The writing habits that separate useful from useless
- Film timestamps. Every significant claim ideally points to a play. “Ball-handling” is vague; “ball-handling: vs. Centennial, clip 3:42-3:55” is useful.
- Specific comparable. “Plays like a smaller-school Damian Lillard” is better than “score-first guard” because it calibrates against a known archetype. Don’t overreach on comparisons.
- No inflation. “Strong student-athlete” when the GPA is 2.9 is a lie recruiters will spot.
- Length. Four to six paragraphs plus the structured sections. Recruiters stop reading long evaluations.
- Contact. End with direct contact info — email, phone, best times. Recruiters call.
What not to include
- Personal opinions unrelated to athletics (“great kid, bright future”)
- Generic adjectives that apply to anyone (“hardworking,” “coachable,” “team-first”)
- Inflated physical stats
- Comparisons to NBA / NFL players the athlete will never be
- Anything that can’t survive a recruiter calling you to verify
How PeakTraining AI structures this
The evaluation format in PeakTraining AI follows this five-section structure out of the box — identity, physical, technical, tactical, intangibles. AI drafts the prose sections based on the data the athlete and coach have already entered (workouts, game stats, film, measurables), so the coach’s job is editing for accuracy and adding the scouting-specific judgment the AI can’t supply. The final evaluation is a public or coach-shared URL the athlete includes in outreach.

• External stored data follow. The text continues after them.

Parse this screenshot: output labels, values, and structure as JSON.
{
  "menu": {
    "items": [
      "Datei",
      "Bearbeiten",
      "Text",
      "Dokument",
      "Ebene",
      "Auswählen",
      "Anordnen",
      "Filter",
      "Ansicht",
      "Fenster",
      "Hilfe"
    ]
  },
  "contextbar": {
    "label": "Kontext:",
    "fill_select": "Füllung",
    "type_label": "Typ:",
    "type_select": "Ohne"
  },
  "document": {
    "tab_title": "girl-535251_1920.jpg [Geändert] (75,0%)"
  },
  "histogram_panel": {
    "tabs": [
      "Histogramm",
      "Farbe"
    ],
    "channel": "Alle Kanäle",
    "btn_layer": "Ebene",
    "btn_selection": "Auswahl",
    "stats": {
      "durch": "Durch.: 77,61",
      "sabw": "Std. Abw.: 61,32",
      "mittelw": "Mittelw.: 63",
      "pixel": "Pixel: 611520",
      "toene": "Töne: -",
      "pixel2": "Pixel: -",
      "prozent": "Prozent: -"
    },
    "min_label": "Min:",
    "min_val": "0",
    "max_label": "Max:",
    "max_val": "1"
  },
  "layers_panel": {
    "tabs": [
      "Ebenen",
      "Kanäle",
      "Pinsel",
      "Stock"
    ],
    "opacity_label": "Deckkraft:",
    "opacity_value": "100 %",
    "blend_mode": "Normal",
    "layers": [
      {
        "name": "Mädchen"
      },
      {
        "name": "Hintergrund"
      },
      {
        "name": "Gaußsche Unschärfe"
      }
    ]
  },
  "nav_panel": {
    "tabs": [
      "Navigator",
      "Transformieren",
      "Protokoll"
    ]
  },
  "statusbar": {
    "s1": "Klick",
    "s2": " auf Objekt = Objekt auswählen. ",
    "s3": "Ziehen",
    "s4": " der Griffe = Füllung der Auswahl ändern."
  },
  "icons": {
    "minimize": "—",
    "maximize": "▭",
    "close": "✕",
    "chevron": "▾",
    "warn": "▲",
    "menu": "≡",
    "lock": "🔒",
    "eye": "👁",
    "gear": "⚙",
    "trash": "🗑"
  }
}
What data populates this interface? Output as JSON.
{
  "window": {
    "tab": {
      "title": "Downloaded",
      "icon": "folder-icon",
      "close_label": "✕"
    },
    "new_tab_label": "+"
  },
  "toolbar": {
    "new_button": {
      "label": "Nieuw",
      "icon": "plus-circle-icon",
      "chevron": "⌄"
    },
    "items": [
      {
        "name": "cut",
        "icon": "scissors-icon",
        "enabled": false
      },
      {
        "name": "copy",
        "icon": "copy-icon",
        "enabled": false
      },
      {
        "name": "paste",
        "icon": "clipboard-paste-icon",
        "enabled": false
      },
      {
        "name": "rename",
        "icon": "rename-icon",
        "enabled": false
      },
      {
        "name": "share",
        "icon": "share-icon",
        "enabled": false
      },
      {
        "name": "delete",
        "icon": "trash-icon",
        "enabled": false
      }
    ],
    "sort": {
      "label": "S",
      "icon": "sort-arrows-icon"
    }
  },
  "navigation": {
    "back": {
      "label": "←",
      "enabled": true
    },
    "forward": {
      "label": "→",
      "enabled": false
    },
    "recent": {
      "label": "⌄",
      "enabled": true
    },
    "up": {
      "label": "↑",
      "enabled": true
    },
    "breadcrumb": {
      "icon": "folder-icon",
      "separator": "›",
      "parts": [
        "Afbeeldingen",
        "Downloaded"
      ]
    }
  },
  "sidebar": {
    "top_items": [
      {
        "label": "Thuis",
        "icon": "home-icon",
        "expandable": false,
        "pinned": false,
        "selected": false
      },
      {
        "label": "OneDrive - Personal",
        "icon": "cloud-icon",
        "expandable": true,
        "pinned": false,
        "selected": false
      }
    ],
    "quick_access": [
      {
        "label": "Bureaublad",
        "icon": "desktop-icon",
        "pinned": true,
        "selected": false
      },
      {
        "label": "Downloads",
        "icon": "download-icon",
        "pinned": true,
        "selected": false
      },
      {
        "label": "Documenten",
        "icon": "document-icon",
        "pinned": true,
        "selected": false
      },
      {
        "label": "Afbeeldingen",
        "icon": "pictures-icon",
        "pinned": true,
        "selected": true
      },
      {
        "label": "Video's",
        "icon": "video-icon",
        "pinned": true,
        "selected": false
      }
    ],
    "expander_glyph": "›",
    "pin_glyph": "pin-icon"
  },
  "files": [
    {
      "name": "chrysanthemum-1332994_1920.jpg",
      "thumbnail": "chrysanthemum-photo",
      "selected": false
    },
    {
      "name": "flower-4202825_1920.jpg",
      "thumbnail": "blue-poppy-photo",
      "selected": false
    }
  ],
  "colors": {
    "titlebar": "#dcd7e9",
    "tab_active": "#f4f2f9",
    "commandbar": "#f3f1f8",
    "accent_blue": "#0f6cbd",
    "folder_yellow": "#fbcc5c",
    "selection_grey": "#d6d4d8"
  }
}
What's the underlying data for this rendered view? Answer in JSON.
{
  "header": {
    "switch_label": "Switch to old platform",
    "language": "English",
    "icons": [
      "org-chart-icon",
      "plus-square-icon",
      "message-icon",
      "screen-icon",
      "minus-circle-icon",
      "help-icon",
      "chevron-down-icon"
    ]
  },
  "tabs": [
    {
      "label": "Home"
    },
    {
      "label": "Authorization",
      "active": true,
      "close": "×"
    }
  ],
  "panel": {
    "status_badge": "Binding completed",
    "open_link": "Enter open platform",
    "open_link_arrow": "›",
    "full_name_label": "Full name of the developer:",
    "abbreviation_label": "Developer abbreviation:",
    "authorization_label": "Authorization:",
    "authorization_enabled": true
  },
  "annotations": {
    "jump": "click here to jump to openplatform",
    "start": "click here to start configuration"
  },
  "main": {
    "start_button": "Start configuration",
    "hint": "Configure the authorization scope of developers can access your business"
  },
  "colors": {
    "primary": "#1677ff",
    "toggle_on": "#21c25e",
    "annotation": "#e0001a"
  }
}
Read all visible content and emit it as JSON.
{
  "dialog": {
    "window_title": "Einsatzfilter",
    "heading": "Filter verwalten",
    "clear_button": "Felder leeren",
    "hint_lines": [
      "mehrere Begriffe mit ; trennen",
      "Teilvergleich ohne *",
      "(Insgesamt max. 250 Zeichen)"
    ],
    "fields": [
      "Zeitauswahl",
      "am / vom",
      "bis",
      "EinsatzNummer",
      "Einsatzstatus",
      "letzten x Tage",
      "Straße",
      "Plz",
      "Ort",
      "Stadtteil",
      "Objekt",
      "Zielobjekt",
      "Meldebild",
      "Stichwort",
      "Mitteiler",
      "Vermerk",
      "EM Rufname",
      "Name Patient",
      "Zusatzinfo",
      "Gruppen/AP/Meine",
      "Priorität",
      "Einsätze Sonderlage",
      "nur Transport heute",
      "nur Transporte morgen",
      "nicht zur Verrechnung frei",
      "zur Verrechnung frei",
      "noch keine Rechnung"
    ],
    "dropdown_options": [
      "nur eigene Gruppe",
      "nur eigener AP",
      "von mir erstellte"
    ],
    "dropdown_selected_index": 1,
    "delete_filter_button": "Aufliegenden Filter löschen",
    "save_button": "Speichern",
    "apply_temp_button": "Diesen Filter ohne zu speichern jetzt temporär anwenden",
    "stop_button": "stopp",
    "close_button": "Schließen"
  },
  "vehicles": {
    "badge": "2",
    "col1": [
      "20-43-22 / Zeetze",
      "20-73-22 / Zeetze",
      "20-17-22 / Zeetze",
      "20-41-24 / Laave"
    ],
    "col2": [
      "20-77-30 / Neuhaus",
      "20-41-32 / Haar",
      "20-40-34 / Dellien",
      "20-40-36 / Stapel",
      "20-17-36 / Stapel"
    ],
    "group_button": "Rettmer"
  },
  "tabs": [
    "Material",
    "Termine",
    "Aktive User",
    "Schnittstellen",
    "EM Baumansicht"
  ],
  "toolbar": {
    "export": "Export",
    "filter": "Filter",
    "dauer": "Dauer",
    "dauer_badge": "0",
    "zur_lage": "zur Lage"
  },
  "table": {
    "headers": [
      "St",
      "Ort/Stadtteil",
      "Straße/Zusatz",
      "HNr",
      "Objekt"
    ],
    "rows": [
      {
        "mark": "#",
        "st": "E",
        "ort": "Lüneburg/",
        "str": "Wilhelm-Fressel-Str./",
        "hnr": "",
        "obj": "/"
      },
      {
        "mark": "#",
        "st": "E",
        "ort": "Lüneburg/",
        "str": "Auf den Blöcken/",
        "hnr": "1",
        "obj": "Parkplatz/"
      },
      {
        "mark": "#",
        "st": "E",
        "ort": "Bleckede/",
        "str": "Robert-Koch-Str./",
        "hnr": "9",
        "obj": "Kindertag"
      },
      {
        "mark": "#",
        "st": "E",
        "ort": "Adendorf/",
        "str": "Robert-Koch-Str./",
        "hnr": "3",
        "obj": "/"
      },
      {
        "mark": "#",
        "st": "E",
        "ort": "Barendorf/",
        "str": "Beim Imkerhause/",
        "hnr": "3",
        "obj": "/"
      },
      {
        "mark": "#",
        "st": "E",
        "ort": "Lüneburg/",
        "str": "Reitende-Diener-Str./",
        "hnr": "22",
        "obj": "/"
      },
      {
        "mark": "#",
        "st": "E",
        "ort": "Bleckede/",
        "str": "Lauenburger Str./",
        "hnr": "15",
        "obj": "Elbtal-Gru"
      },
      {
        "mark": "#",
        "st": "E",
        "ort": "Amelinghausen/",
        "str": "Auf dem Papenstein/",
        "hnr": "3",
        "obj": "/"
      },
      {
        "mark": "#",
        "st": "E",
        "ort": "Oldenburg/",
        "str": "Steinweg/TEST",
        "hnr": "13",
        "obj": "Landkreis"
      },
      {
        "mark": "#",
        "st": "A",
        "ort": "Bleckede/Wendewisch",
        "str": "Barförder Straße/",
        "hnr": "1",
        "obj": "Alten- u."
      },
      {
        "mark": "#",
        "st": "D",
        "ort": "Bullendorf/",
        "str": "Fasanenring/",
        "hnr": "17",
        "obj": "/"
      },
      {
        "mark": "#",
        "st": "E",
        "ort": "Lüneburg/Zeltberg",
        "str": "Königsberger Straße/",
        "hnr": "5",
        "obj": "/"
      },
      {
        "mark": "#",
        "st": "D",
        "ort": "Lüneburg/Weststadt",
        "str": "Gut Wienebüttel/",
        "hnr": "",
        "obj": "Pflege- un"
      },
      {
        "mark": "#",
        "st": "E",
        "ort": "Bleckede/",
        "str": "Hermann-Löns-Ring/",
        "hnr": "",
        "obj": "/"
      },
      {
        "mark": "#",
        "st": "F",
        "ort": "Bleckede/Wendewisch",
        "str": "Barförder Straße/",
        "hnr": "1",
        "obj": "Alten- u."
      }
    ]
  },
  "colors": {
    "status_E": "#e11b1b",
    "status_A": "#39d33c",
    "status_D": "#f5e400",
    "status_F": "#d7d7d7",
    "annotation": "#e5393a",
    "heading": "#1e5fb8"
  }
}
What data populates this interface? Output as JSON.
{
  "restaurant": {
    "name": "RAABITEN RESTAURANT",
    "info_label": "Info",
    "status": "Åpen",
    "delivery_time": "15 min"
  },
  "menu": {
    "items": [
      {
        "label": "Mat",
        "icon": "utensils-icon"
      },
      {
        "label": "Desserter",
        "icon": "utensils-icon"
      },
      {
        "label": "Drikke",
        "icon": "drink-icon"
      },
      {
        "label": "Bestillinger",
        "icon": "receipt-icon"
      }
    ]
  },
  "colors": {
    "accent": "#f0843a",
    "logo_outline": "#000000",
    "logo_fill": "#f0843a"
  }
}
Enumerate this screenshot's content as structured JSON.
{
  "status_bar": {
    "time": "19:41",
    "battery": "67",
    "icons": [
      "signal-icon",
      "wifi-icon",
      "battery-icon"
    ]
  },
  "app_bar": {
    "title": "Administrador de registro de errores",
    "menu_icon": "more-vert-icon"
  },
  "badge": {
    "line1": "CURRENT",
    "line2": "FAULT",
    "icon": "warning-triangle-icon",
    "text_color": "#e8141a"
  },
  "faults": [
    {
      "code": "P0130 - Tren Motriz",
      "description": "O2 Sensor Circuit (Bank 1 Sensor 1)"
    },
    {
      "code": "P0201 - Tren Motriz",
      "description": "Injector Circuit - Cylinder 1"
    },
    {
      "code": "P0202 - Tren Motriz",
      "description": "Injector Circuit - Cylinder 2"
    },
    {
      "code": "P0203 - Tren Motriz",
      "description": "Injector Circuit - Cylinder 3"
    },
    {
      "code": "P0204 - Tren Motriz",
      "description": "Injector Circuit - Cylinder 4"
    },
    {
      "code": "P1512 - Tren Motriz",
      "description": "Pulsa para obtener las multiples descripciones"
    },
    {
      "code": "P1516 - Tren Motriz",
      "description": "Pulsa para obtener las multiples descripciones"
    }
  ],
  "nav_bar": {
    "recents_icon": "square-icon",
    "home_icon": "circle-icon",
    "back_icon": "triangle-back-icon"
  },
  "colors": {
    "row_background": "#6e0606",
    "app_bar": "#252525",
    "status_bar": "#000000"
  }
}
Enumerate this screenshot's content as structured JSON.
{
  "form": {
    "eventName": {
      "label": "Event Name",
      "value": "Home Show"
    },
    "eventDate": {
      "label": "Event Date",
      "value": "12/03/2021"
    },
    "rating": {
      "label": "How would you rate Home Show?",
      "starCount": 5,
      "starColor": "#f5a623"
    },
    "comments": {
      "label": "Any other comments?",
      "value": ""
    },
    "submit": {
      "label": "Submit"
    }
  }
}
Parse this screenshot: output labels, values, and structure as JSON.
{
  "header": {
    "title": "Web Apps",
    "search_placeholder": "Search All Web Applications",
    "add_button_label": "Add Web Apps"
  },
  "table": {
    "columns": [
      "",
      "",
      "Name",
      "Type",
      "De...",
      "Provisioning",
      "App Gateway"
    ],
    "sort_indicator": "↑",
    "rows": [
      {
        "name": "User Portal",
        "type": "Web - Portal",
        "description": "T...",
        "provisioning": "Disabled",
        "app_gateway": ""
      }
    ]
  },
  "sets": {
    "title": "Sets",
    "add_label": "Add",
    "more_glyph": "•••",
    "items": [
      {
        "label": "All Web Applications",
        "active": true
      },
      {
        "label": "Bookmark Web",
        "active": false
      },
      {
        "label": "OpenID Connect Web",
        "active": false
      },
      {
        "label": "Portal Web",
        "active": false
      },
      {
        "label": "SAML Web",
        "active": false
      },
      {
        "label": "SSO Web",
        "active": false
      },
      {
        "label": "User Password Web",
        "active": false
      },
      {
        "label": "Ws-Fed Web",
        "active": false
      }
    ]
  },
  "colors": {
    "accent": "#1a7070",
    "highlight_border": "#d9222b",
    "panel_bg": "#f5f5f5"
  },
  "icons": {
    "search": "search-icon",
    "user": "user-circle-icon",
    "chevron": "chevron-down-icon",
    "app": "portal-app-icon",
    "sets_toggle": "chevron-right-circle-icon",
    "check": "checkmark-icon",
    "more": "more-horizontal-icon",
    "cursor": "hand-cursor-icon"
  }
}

The point is not to automate the evaluation — it’s to make the structured sections faster so the coach spends their time on the intangibles section, which is the part recruiters actually weight.
Frequently asked questions
Should I write evaluations for every player on my roster?
No — only for players actively being recruited, and only when they've earned a credible evaluation. Writing generic evaluations for every senior dilutes the ones that matter and costs you credibility. Tell the non-recruited athletes honestly that you'll write for them if a program requests it.
How do I handle an athlete I don't think will play at the level their parents want?
Tell the athlete and the family privately before you write anything. Align on realistic target levels. Write the evaluation for the realistic level. Do not write a DI-projected evaluation for a DIII-level athlete to make a family feel better — it damages your credibility with recruiters and doesn't help the athlete.
What if a recruiter asks me a follow-up question that contradicts my evaluation?
Answer honestly. An evaluation is a snapshot; the athlete's development may have changed. If you were wrong, say so — recruiters remember which coaches admit uncertainty and discount the ones who double down on flawed claims.
How often should I update an athlete's evaluation?
After each competitive season at minimum, and whenever something meaningful changes (a new measurable, a significant performance trajectory shift, a new weakness that emerged). Stale evaluations are assumed stale; recruiters will ask if it hasn't been updated.
Is an AI-drafted evaluation acceptable to send to recruiters?
Only if a human (you) has reviewed and edited it for voice, accuracy, and the intangibles section. AI-generated prose that reaches a recruiter unedited is easy to spot and damages credibility. Use AI to save time on structure; keep the judgment sections yours.